I realize that the hot-button issue on campus is usually something like Tailgate, but can we shift the administration's focus away from that and think about the outrageous privilege and economic disparity at this university? And can we focus on it for more than two seconds?
Despite the Financial Aid Office's grand proclamations of new aid initiatives, all I've seen is a tuition increase, loans up to my face, working 15 to 20 hours a week at my work-study job so I can afford the ridiculous textbook and food prices, and my parents using up all their piddly incomes and sacrificing their home and future. And I know I'm not alone. According to statistics recently published in The Chronicle, the average Duke family makes more than $200,000 per year, which makes students like me-aka the students bringing down the average for all the CEO children here, students who are in the blurry middle class out in the real world but live in third-class stowage on the Titanic that is life here at Duke-the lower extreme. Which apparently makes us easy to write off and marginalize. As if it's not difficult enough to make it in to this school and survive here with a sorry public school education and having to work part-time since we were old enough to lie about our ages to avoid child labor laws (just kidding... no, I'm not.)
Now we are trapped here by Bursar bills, paying for the prestigious Duke name on our degrees with our blood and tears. It's definitely worth it; I know many students like me (especially women of color) are some of the first in our family to make it to a school like this.
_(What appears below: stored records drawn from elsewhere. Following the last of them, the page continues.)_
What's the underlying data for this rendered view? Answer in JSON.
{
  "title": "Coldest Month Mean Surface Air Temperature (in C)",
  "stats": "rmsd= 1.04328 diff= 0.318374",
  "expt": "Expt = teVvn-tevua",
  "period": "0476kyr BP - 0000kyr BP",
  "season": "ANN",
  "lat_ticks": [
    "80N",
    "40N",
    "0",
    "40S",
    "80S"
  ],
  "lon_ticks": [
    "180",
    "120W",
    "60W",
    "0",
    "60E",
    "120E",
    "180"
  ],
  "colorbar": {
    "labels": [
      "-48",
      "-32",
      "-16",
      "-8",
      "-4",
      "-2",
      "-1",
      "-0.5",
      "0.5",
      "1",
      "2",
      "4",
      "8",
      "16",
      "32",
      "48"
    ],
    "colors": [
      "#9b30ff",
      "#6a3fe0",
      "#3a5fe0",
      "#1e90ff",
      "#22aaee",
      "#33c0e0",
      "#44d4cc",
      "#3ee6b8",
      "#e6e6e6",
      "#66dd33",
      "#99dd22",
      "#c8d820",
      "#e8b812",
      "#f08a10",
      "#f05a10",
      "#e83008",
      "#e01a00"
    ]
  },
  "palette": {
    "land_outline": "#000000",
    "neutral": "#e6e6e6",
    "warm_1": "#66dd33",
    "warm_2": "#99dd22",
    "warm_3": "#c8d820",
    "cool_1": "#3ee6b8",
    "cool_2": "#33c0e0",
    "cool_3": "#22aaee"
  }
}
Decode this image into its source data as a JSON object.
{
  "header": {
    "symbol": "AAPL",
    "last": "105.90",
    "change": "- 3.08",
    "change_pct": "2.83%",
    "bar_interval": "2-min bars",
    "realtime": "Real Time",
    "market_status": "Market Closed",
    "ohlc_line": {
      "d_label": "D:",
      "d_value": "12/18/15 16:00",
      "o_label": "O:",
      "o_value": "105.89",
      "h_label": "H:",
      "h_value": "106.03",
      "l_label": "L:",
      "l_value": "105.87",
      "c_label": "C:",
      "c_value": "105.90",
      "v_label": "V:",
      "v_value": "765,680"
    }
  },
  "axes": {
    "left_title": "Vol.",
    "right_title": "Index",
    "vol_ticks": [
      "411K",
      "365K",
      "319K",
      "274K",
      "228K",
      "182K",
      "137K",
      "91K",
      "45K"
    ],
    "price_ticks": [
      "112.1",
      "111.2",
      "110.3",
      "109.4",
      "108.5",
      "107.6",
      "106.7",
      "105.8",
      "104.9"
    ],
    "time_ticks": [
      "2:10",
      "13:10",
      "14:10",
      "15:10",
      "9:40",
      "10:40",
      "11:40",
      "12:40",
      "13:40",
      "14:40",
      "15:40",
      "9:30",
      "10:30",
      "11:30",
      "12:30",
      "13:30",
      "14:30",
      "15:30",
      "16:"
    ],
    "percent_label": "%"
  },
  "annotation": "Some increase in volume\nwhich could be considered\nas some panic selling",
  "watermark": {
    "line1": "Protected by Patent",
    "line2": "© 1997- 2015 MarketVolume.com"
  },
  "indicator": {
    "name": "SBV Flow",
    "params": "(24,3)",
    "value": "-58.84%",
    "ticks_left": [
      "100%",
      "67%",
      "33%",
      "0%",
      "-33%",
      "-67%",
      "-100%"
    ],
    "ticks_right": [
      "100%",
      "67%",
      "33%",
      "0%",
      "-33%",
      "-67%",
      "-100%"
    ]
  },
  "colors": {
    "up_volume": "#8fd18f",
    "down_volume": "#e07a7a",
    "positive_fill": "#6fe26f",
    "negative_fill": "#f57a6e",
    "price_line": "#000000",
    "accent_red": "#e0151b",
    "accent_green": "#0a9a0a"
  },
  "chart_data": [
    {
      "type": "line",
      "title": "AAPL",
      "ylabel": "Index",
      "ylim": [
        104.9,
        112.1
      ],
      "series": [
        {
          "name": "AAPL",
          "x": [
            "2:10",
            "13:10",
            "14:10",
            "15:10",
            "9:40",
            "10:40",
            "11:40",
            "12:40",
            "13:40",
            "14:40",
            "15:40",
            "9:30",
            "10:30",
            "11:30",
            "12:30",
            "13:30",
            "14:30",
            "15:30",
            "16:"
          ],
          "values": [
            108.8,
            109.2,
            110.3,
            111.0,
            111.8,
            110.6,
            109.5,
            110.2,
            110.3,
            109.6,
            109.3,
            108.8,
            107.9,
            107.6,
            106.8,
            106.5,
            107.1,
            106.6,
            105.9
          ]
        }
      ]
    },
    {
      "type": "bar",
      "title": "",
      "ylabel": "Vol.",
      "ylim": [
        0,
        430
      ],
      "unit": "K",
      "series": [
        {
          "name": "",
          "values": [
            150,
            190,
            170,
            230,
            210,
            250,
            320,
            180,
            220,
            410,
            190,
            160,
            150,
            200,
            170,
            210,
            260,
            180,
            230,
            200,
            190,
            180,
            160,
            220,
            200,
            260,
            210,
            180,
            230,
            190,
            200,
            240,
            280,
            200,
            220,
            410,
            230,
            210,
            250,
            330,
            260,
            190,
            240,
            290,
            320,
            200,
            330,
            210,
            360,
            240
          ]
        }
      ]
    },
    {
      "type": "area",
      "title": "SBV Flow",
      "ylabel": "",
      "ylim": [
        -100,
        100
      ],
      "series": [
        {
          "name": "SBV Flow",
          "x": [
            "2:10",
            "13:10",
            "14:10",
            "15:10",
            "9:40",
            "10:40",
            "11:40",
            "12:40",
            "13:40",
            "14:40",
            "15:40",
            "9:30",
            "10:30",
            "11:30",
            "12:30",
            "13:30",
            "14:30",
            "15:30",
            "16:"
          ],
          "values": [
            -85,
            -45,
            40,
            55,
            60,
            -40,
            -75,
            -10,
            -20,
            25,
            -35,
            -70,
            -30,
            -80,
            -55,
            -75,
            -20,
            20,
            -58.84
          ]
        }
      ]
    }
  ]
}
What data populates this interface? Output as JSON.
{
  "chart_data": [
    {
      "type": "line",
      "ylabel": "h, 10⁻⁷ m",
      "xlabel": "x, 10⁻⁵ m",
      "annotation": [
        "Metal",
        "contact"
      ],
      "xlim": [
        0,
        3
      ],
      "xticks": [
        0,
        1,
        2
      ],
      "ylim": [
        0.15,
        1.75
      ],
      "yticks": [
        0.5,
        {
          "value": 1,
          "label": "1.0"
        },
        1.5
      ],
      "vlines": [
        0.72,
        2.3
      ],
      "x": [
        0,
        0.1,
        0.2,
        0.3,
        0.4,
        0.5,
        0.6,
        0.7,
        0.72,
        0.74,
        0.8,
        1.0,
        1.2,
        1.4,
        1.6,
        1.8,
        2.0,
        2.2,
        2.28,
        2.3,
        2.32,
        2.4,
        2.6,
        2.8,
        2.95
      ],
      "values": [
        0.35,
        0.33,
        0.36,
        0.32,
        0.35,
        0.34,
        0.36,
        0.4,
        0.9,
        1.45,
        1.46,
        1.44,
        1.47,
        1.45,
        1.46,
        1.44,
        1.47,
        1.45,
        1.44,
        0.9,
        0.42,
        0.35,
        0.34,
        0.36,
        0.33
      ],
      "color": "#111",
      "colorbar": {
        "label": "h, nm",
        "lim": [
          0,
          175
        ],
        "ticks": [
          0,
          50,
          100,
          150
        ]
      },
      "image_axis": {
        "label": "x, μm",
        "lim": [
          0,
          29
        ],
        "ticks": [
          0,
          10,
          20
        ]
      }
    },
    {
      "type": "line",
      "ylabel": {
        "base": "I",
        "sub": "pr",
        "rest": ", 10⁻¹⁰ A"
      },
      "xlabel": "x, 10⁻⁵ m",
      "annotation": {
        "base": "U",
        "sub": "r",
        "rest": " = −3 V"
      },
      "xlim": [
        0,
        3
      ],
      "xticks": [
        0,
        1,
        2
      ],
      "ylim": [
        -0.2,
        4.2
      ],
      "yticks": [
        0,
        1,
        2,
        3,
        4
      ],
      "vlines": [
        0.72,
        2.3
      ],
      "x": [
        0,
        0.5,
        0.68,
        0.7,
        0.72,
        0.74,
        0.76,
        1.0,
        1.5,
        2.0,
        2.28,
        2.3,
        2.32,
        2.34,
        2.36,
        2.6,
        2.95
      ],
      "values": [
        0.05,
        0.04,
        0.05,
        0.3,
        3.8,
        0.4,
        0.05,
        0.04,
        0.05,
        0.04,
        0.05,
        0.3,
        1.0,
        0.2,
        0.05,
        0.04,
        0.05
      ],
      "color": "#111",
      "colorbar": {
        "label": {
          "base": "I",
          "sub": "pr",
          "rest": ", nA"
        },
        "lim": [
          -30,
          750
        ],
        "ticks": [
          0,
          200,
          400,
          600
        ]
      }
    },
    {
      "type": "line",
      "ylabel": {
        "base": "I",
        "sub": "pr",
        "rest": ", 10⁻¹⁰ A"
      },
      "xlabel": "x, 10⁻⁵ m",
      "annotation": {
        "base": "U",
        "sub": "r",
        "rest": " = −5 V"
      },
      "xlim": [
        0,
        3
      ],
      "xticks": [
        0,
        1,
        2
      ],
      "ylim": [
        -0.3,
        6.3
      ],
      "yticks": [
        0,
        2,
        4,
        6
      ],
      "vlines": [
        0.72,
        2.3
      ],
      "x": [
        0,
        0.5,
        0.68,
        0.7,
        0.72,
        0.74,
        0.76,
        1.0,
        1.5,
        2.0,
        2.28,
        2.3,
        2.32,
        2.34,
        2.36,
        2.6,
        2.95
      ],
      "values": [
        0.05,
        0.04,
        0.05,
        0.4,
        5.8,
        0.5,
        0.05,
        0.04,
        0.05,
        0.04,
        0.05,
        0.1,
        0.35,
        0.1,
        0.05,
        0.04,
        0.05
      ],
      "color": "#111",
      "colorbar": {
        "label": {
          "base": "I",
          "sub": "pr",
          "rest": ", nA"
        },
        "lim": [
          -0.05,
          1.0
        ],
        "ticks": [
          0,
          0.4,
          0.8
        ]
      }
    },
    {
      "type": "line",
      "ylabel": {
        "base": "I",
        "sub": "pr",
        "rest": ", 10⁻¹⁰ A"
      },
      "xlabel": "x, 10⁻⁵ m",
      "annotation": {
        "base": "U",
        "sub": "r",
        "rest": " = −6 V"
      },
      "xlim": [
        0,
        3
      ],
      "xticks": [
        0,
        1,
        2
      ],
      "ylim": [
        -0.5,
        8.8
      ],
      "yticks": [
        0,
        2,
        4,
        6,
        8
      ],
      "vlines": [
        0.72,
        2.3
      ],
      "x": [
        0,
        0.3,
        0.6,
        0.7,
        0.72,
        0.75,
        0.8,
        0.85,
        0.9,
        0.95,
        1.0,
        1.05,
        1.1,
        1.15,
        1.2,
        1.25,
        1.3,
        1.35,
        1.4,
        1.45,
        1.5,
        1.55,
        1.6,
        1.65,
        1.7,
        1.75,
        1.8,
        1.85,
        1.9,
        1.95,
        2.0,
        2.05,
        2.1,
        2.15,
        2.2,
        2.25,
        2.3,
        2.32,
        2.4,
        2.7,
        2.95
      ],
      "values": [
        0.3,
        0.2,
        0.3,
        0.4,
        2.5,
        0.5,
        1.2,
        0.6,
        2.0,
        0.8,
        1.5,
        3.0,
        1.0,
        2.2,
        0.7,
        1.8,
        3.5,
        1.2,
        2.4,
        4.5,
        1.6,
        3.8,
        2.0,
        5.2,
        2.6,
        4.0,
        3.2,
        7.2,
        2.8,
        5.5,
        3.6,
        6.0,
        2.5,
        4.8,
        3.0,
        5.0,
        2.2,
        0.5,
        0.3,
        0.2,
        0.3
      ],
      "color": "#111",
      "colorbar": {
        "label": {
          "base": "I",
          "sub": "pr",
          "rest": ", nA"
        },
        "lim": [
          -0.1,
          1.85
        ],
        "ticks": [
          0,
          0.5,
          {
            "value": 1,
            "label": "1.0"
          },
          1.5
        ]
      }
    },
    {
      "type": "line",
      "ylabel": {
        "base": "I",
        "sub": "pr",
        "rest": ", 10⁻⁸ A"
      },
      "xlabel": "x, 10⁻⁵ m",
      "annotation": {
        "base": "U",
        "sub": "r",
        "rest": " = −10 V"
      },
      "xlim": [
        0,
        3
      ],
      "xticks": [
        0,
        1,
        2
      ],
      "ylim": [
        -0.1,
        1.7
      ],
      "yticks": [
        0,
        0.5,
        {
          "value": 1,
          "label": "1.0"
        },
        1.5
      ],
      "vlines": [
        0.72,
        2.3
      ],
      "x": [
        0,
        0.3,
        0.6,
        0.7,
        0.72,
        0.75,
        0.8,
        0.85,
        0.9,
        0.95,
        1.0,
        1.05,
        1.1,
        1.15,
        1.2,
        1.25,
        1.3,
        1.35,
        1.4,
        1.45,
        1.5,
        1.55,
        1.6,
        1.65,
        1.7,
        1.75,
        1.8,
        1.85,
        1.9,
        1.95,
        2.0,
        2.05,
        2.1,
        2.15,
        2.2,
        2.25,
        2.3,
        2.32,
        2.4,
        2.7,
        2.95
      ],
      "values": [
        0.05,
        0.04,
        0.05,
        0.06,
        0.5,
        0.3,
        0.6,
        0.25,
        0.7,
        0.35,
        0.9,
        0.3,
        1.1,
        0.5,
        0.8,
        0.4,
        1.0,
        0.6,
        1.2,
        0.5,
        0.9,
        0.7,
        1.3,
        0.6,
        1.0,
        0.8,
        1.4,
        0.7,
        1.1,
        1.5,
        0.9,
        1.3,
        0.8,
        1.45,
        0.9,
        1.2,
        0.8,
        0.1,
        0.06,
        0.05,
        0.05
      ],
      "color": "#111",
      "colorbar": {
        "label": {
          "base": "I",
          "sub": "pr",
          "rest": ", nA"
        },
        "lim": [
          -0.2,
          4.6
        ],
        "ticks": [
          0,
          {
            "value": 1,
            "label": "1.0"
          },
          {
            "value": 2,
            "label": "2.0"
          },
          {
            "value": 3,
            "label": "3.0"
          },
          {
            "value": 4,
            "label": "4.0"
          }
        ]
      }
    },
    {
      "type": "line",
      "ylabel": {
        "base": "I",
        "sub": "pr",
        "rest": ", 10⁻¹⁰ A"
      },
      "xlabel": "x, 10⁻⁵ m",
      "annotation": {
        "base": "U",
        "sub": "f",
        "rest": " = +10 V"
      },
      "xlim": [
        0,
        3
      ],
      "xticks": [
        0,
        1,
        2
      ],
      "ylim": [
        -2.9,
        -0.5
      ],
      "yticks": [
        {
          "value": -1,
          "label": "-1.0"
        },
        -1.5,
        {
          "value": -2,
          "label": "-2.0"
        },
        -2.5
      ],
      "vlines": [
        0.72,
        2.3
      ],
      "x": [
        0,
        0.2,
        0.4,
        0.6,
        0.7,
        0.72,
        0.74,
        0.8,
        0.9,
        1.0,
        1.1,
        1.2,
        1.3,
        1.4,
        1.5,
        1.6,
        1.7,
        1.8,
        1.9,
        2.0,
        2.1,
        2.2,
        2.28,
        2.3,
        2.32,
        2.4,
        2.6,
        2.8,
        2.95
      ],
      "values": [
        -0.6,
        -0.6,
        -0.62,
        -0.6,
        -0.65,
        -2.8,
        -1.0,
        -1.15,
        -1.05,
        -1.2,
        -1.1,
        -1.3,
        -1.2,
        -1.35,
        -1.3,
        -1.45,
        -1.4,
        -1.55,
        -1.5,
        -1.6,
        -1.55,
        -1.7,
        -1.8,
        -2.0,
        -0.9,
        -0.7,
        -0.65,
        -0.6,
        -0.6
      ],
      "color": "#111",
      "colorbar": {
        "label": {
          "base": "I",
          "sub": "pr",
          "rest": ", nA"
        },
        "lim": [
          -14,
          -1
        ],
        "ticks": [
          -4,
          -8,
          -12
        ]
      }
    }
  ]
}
But I refuse to stay silent in the face of all the wealth and privilege here, in the face of all the help kind-hearted Duke University says they are giving to underprivileged students. I feel betrayed by this institution. I feel outraged. We should all be outraged, even if you are the wealthiest person here, because this kind of disgusting disparity is what bars capable people from education and the hope of a future. So stand up! Protest to the financial aid office and President Richard Brodhead.
Open your eyes and see what a struggle a school like this is for even the average American. Don't ignore us.